Algunos, ya cansados de tanto trajinar se establecían en alguna villa y se ponían a fabricar muebles o vestidos, o juguetes, o joyas. Empleaban a gente del lugar y se ponían a fabricar a nuestro pedido.
Los nobles y la curia de las villas nos miraban con desprecio: no debéis traficar con dinero, nos decían. La Iglesia prohíbe la usura. Es que algunos de nosotros, también cansados de tanto viaje se ofrecían a resguardar el dinero en sus residencias, bien vigiladas. Para que las monedas no se durmieran, las prestaban a gentes con ideas de comprar allí y vender acullá, a un interés. Como la Iglesia comenzó a excomulgarlos, el asunto fue pasando naturalmente a manos de los únicos a los cuales no se los podía excomulgar: los judíos.
Los judíos, además, poseían algunas informaciones muy valiosas de lejanos países. Viajaban mucho, tenían conocidos en todas las aldeas y una red de contactos en las cortes, castillos e incluso, abadías. Como eran temerosos de los señores exageraban su docilidad. Eso los convertía fácilmente en víctimas de la sospecha: tras esos buenos modos, tras el estricto cumplimiento de la palabra se escondía, quizás, la llama de Satán. Pero eso, a nosotros, poco nos importaba. Aceptábamos gustosos sus préstamos, comprábamos, vendíamos y pagábamos el interés. Y todos tan felices.

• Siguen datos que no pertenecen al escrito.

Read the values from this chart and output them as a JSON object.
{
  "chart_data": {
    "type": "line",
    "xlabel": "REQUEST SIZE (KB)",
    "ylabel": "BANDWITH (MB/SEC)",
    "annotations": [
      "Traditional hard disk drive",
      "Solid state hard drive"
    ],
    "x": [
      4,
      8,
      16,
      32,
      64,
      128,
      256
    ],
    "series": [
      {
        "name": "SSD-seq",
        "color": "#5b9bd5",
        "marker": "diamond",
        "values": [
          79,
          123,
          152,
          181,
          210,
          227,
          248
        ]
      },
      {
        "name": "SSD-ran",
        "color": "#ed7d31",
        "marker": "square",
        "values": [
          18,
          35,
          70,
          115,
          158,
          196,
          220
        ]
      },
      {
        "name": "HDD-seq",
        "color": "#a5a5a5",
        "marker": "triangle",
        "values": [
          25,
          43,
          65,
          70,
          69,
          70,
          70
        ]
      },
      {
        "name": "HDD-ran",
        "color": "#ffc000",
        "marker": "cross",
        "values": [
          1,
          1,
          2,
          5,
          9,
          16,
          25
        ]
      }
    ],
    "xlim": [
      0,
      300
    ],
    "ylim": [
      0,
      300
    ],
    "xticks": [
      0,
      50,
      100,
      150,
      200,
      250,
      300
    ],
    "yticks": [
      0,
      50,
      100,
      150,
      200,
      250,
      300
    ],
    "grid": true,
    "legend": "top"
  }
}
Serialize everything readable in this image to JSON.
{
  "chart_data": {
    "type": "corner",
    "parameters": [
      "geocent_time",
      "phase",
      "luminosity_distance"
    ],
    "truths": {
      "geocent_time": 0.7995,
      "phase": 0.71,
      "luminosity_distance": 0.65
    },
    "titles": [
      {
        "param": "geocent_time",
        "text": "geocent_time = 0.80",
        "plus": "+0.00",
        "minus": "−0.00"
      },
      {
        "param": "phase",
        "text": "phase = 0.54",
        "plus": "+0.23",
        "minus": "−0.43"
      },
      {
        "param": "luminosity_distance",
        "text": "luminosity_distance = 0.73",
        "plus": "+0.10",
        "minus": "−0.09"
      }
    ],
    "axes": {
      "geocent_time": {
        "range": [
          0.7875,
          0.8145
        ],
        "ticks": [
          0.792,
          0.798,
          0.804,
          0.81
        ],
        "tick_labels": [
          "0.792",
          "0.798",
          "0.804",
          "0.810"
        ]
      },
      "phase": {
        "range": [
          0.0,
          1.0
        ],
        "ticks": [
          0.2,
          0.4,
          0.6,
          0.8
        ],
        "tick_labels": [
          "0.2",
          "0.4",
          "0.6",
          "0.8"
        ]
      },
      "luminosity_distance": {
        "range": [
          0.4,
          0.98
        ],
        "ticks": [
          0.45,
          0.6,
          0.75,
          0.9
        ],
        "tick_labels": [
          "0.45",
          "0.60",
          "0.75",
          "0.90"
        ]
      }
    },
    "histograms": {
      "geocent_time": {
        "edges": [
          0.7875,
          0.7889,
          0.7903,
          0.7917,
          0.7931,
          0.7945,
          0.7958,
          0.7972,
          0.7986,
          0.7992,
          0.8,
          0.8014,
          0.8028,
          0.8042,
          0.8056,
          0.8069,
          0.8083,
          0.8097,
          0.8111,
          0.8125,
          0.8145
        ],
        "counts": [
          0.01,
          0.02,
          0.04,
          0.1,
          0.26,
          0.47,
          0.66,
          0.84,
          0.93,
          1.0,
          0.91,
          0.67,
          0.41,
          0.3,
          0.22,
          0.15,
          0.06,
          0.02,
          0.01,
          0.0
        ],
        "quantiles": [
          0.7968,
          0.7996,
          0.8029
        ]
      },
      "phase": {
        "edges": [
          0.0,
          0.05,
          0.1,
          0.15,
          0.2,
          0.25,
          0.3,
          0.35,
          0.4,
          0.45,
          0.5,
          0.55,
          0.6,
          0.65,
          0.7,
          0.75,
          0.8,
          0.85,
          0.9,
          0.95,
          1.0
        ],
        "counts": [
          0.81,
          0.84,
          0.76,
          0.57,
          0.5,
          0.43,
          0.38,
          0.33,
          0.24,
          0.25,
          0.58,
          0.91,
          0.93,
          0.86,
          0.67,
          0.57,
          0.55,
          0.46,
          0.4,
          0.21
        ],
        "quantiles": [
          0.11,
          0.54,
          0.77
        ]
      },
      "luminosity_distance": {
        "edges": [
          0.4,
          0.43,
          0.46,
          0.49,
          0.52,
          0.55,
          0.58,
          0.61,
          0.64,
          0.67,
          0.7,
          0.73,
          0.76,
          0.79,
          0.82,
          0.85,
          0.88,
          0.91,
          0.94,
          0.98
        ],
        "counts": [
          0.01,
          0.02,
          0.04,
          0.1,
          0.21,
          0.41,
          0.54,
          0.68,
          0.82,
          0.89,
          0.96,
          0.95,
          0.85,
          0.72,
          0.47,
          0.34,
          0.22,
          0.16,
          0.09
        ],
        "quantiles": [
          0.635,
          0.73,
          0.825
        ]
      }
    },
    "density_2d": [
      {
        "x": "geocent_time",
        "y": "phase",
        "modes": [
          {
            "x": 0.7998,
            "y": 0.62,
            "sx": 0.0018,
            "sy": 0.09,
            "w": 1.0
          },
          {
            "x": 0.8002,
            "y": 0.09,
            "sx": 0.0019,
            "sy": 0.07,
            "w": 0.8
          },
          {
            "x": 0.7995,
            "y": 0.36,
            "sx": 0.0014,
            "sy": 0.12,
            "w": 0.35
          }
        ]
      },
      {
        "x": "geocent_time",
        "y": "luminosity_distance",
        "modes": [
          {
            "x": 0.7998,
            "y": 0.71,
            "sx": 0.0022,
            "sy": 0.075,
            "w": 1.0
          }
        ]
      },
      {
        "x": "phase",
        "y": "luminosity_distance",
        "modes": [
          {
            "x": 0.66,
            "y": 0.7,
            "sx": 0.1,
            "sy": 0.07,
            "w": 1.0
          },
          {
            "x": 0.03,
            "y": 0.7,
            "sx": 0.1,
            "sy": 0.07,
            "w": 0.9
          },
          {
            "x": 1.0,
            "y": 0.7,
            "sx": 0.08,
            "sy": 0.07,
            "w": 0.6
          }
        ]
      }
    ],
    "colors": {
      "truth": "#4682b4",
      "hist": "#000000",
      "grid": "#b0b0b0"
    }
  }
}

Pero a los buenos tiempos siempre le sucedía la desgracia: la guerra o las pestes, a veces trabajando juntas. Los señores se aburrían y su único solaz era la guerra. A veces con justa causa, otras solo por un capricho. Los curas bendecían las armas, la leva se llevaba a los jóvenes y los caminos se cerraban. Ya no podríamos llevar estos paños a la otra Villa. Los meses pasaban, perdíamos el contacto, otros comerciantes entonces nos desplazaban de las plazas habituales y perdíamos mercados. Odiábamos la guerra. Eso nos hacía, en opinión de los señores, cobardes. Cobardes judíos, gitanos, desplazados, marginales, escapados de la gleba o del ejército: la hez de la Humanidad estaba alumbrando un nuevo tiempo. No lo sabíamos en aquellos días. No había cronistas para registrar esas andanzas. Creo que nadie lo sabrá en el futuro.